1. **Top 5 Rated Wines in SQL Database**:
   Write an SQL query to find the top 5 highest-rated wines, including ties, and their prices.

   **SQL Concepts to Use:**

   - **`LIMIT` Clause:** The LIMIT clause is used in SQL queries to specify the maximum number of records to return. This is particularly useful when you only want a subset of records from a larger set, such as the top N records based on a certain condition.

   Example: `SELECT Column FROM table_name LIMIT 5;`
   
2. **Wines with Ratings Above Average in RDF Store**:
   In this exercise, you will use SPARQL to identify wines in an RDF store that have a rating above the dataset's average. This involves combining subqueries for calculating the average rating with a filtering mechanism to select only those wines that meet the criterion.

   Query Structure

   Your task is to write a SPARQL query that performs the following steps:

   1. **Calculate the Average Rating**: Use a subquery to compute the average rating of all wines in the dataset. In SPARQL, subqueries allow you to perform nested queries.
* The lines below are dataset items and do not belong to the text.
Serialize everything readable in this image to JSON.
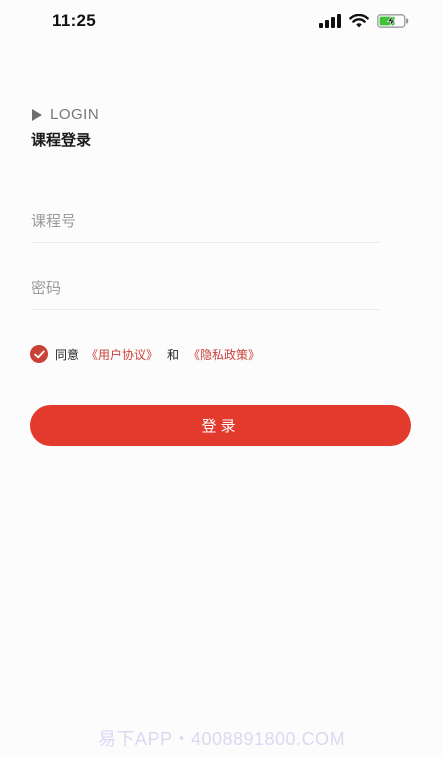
{
  "status_bar": {
    "time": "11:25",
    "icons": [
      "signal-icon",
      "wifi-icon",
      "battery-charging-icon"
    ]
  },
  "header": {
    "tag": "LOGIN",
    "title": "课程登录"
  },
  "form": {
    "course_number": {
      "placeholder": "课程号",
      "value": ""
    },
    "password": {
      "placeholder": "密码",
      "value": ""
    }
  },
  "agreement": {
    "checked": true,
    "prefix": "同意",
    "user_agreement": "《用户协议》",
    "and": "和",
    "privacy_policy": "《隐私政策》"
  },
  "login_button": {
    "label": "登录"
  },
  "watermark": "易下APP・4008891800.COM",
  "colors": {
    "accent": "#e23a2c",
    "link": "#c9413a",
    "checkbox": "#c94137",
    "watermark": "#d9d9f2"
  }
}
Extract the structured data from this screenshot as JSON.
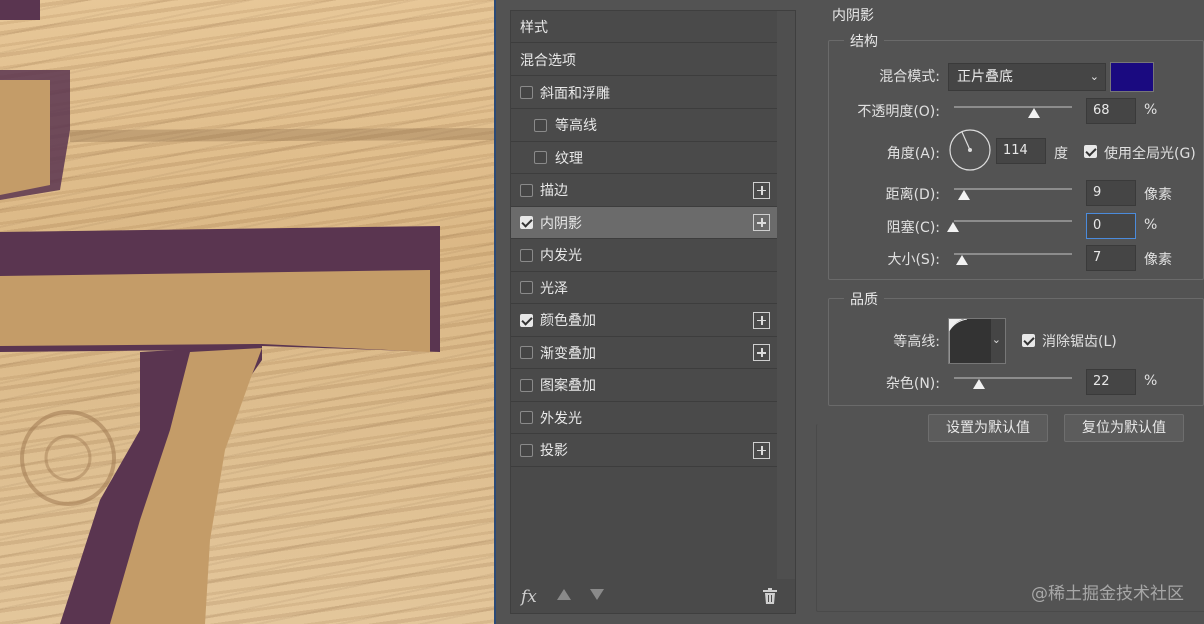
{
  "style_list": {
    "header": "样式",
    "blending_options": "混合选项",
    "items": [
      {
        "label": "斜面和浮雕",
        "checked": false,
        "indent": false,
        "plus": false
      },
      {
        "label": "等高线",
        "checked": false,
        "indent": true,
        "plus": false
      },
      {
        "label": "纹理",
        "checked": false,
        "indent": true,
        "plus": false
      },
      {
        "label": "描边",
        "checked": false,
        "indent": false,
        "plus": true
      },
      {
        "label": "内阴影",
        "checked": true,
        "indent": false,
        "plus": true,
        "selected": true
      },
      {
        "label": "内发光",
        "checked": false,
        "indent": false,
        "plus": false
      },
      {
        "label": "光泽",
        "checked": false,
        "indent": false,
        "plus": false
      },
      {
        "label": "颜色叠加",
        "checked": true,
        "indent": false,
        "plus": true
      },
      {
        "label": "渐变叠加",
        "checked": false,
        "indent": false,
        "plus": true
      },
      {
        "label": "图案叠加",
        "checked": false,
        "indent": false,
        "plus": false
      },
      {
        "label": "外发光",
        "checked": false,
        "indent": false,
        "plus": false
      },
      {
        "label": "投影",
        "checked": false,
        "indent": false,
        "plus": true
      }
    ],
    "fx_label": "fx"
  },
  "inner_shadow": {
    "title": "内阴影",
    "structure": {
      "legend": "结构",
      "blend_mode_label": "混合模式:",
      "blend_mode_value": "正片叠底",
      "shadow_color": "#1a0a80",
      "opacity_label": "不透明度(O):",
      "opacity_value": "68",
      "opacity_unit": "%",
      "angle_label": "角度(A):",
      "angle_value": "114",
      "angle_unit": "度",
      "global_light_label": "使用全局光(G)",
      "global_light_checked": true,
      "distance_label": "距离(D):",
      "distance_value": "9",
      "distance_unit": "像素",
      "choke_label": "阻塞(C):",
      "choke_value": "0",
      "choke_unit": "%",
      "size_label": "大小(S):",
      "size_value": "7",
      "size_unit": "像素"
    },
    "quality": {
      "legend": "品质",
      "contour_label": "等高线:",
      "anti_alias_label": "消除锯齿(L)",
      "anti_alias_checked": true,
      "noise_label": "杂色(N):",
      "noise_value": "22",
      "noise_unit": "%"
    },
    "buttons": {
      "set_default": "设置为默认值",
      "reset_default": "复位为默认值"
    }
  },
  "watermark": "@稀土掘金技术社区",
  "colors": {
    "shadow_brown": "#5a3550",
    "fill_tan": "#c9a06a"
  }
}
This means you can calculate aggregated values such as averages within a separate query block, and then use the results in the outer query.

   2. **Select Wines Above Average**: After calculating the average rating, the next step is to select wines that have a rating above this average. This is where the `FILTER` function comes into play. You can use it to compare each wine's rating against the average rating obtained from the subquery.
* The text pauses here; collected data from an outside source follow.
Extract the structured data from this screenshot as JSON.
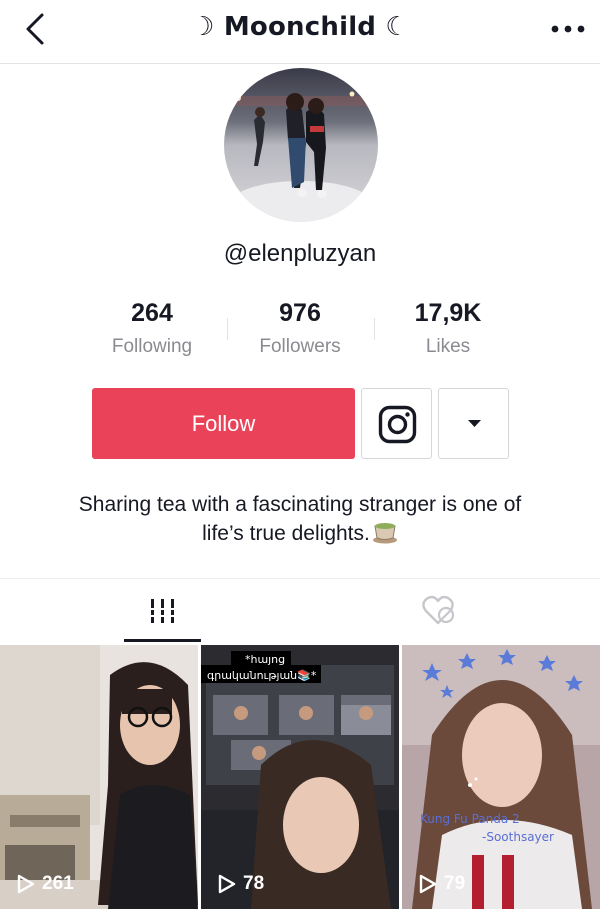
{
  "header": {
    "title": "☽ Moonchild ☾",
    "back_icon": "chevron-left-icon",
    "more_icon": "more-horizontal-icon"
  },
  "profile": {
    "username": "@elenpluzyan",
    "bio_line1": "Sharing tea with a fascinating stranger is one of",
    "bio_line2": "life’s true delights."
  },
  "stats": [
    {
      "value": "264",
      "label": "Following"
    },
    {
      "value": "976",
      "label": "Followers"
    },
    {
      "value": "17,9K",
      "label": "Likes"
    }
  ],
  "actions": {
    "follow_label": "Follow",
    "instagram_icon": "instagram-icon",
    "dropdown_icon": "caret-down-icon"
  },
  "tabs": [
    {
      "name": "videos",
      "icon": "grid-bars-icon",
      "active": true
    },
    {
      "name": "liked",
      "icon": "heart-hidden-icon",
      "active": false
    }
  ],
  "videos": [
    {
      "views": "261"
    },
    {
      "views": "78",
      "caption_line1": "*հայոց",
      "caption_line2": "գրականության📚*"
    },
    {
      "views": "79",
      "caption_line1": "Kung Fu Panda 2",
      "caption_line2": "-Soothsayer"
    }
  ],
  "colors": {
    "accent": "#ea4359",
    "text": "#161823",
    "muted": "#8a8b91",
    "border": "#e3e3e4"
  }
}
   3. **Return Results**: Finally, the query should return the names and ratings of the wines that satisfy the condition of having a rating above the average.

   Hint: Using Subqueries and FILTER

   - **Subqueries**: In SPARQL, subqueries are enclosed within curly braces {} and can be used to calculate aggregated values such as the average. These subqueries are executed first, and their results can be utilized in the outer query.

   EXAMPLE:
   ```sparql
      PREFIX ex: <http://example.org/>

      SELECT ?title WHERE {
         {
            SELECT (AVG(?year) AS ?avgYear) WHERE {
               ?book ex:publicationYear ?year .
            }
         }
         ?book ex:title ?title ;
               ex:publicationYear ?year .
         FILTER(?year > ?avgYear)
      }
   ```

   - **FILTER**: The `FILTER` function is used to restrict the results returned by the query based on a specified condition. In this case, you'll use FILTER to include only those wines whose rating exceeds the average rating calculated in the subquery.

   EXAMPLE:
   ```sparql
      PREFIX ex: <http://example.org/>
      PREFIX xsd: <http://www.w3.org/2001/XMLSchema#>

      SELECT ?event ?startDate WHERE {
         ?event ex:startDate ?startDate .
         FILTER(?startDate > NOW())
      }
   ```

### Exercise 4: Combining Data from SQLite and RDF Triplestore

In this exercise, you'll practice combining data from two different sources: an SQLite database and an RDF triplestore. The goal is to merge wine data from these sources into a single, coherent dataset using Pandas.

Your task is to:

1. Query both databases to retrieve data related to wines. From the SQLite database, select winery, year, wine name, and rating. From the RDF triplestore, select similar information but be aware of the differences in property names and data structure.
2. Combine the results into a single Pandas DataFrame. Ensure that the columns match and are appropriately named for a unified view. If necessary, rename columns to achieve consistency.
3. Clean the combined dataset by removing duplicates. Use an appropriate attribute such as the wine name or a combination of the winery and year to identify duplicates.
4. Sort the final dataset by the year of production, from the oldest to the newest wines.

Hints for Combining Data:

- **Concatenating DataFrames**: Use the `pd.concat()` function from Pandas to merge the two datasets. Ensure that the columns in both DataFrames are named consistently before concatenating.

- **Renaming Columns**: If the column names in your DataFrames do not match, use the `.rename()` method in Pandas to standardize them before concatenation.

- **Removing Duplicates**: After combining the datasets, use the `.drop_duplicates()` method to remove duplicate entries. Decide on the columns to consider for identifying duplicates.

- **Sorting Data**: Use the `.sort_values()` method to sort the DataFrame based on the year of production.